Lorsque l’Etat n’est plus en mesure d’assurer les fonctions les plus essentielles, les réseaux politiques, militaires, économiques qui interviennent à tous les niveaux contribuent à une remise en question de sa légitimité. Les citoyens sont donc enclins à se retourner vers les structures claniques, identitaires, ethniques, etc.
La perte de légitimité de l’Etat a été elle-même la cause ou la conséquence de conflits qui ont affecté la cohésion sociale ou nationale et l’intégrité territoriale de pays tels que le Mali, la Côte d’Ivoire, la Guinée Bissau et la Guinée. Le cas malien dont toute la partie septentrionale est occupée par les forces rebelles est révélateur de la complexité des problèmes engendrés par la crise de la gouvernance. A l’instar des autres Etats africains affectés par des conflits, il a perdu le contrôle sur une grande portion de son territoire et donc des fractions importantes de la population. La crise de la gouvernance se présente dans ce rapport à la fois comme une crise de souveraineté.
Aujourd’hui la Côte d’Ivoire, le Mali, la Guinée-Bissau et la Guinée se caractérisent par une grande fragilité étatique. Dans les cas du Mali par exemple elle résulte d’emblée de la disproportion entre les capacités avérées de l’Etat et l’immensité d’un territoire de plus d’un million deux cent mille km2. Cette fragilité est d’autant plus problématique qu’elle est un facteur de risque pour des pays faisant face à des menaces politiques (comme le séparatisme) et à la convoitise sur leurs ressources naturelles. Plusieurs indicateurs au moins permettent de mettre en lumière cette fragilité étatique.
D’abord l’incapacité et l’absence de volonté d’assurer l’Etat de droit, de délivrer les services sociaux de base aux populations y compris la sécurité, de manière équitable et effective. Ensuite la récurrence des violations des droits de l’homme et singulièrement des droits politiques L’armée qui est sensée défendre les populations, reste souvent impuissante – à l’image de l’armée malienne devant les situations comme celles du nord Mali où le pouvoir devient illégitime.
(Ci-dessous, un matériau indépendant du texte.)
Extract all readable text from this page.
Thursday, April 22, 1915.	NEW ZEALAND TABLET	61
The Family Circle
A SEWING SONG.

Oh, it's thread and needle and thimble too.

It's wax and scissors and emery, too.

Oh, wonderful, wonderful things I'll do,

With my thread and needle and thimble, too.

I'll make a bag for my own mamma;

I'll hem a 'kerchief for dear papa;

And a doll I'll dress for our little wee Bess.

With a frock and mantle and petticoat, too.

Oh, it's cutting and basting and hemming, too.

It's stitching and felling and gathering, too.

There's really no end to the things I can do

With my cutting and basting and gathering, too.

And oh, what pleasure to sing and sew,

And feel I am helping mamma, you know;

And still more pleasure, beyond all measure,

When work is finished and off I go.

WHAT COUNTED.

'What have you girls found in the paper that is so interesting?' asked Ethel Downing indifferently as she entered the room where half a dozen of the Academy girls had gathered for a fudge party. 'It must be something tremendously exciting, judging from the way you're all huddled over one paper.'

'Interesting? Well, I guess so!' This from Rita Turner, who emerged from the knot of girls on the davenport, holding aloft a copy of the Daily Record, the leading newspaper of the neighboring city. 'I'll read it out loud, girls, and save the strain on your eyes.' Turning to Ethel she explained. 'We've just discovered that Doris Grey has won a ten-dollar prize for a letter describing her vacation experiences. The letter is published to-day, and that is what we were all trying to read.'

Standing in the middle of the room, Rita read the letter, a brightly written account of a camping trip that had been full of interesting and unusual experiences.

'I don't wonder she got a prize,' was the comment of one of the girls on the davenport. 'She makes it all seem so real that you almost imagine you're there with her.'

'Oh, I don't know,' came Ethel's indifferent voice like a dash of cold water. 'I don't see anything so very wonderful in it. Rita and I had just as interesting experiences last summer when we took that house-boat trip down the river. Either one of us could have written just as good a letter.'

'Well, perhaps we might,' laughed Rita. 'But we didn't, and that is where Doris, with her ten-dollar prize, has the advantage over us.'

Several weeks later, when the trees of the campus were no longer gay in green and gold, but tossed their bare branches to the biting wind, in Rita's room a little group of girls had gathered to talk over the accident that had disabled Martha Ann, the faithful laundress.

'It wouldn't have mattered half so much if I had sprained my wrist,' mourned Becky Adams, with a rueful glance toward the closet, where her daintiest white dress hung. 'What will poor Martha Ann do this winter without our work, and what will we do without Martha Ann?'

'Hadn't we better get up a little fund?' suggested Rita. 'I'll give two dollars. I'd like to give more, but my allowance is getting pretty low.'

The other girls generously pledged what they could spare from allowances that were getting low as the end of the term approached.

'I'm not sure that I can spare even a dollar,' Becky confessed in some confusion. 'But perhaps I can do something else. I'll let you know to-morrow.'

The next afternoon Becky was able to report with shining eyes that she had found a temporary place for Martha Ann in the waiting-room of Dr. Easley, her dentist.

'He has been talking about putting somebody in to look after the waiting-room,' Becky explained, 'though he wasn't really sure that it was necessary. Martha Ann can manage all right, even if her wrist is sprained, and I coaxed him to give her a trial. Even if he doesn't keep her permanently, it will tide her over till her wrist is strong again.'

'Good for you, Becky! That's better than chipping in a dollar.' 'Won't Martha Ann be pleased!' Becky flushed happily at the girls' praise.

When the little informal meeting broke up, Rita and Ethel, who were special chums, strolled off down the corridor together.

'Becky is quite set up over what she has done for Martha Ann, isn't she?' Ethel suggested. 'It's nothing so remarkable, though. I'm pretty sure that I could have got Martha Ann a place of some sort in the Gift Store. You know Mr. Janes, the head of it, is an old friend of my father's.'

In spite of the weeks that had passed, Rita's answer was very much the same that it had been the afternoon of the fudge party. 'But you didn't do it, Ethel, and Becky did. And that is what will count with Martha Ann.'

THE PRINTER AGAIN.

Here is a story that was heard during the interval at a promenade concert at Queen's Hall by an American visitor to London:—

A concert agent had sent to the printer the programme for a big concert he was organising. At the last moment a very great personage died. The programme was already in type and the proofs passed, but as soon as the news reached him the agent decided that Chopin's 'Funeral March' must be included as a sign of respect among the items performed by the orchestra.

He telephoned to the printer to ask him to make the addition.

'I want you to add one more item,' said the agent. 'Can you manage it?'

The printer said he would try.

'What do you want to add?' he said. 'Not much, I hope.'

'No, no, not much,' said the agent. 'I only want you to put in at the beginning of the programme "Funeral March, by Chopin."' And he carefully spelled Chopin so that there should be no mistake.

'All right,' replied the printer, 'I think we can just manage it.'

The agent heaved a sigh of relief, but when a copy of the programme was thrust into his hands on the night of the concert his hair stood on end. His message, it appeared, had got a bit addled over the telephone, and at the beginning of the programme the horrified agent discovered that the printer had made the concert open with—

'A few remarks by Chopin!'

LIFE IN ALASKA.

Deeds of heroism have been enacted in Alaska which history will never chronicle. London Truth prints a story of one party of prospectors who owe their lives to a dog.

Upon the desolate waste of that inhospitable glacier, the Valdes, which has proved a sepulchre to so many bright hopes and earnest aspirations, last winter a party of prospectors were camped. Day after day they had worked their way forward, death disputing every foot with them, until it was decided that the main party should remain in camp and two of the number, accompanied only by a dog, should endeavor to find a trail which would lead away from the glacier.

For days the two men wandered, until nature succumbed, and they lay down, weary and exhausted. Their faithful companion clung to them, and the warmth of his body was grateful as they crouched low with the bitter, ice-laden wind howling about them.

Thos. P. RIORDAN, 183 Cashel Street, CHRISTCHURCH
Un autre élément explicatif de cette fragilité réside dans les coups d’Etat dont la fréquence est un des indicateurs de la faiblesse étatique et de l’instabilité de même que la persistance ou la résurgence de dynamiques conflictuelles qui débouchent sur un affaiblissement du consensus national garantissant la démocratie et la paix civile.
La persistance des clivages ethniques est, elle aussi, une autre manifestation de la faiblesse de l’Etat en Afrique de l’ouest. Dans un tel contexte, le rétablissement de la sécurité et de l’Etat de droit sur toute l’étendue de leur territoire apparait comme l’un des premiers défis des régimes en place.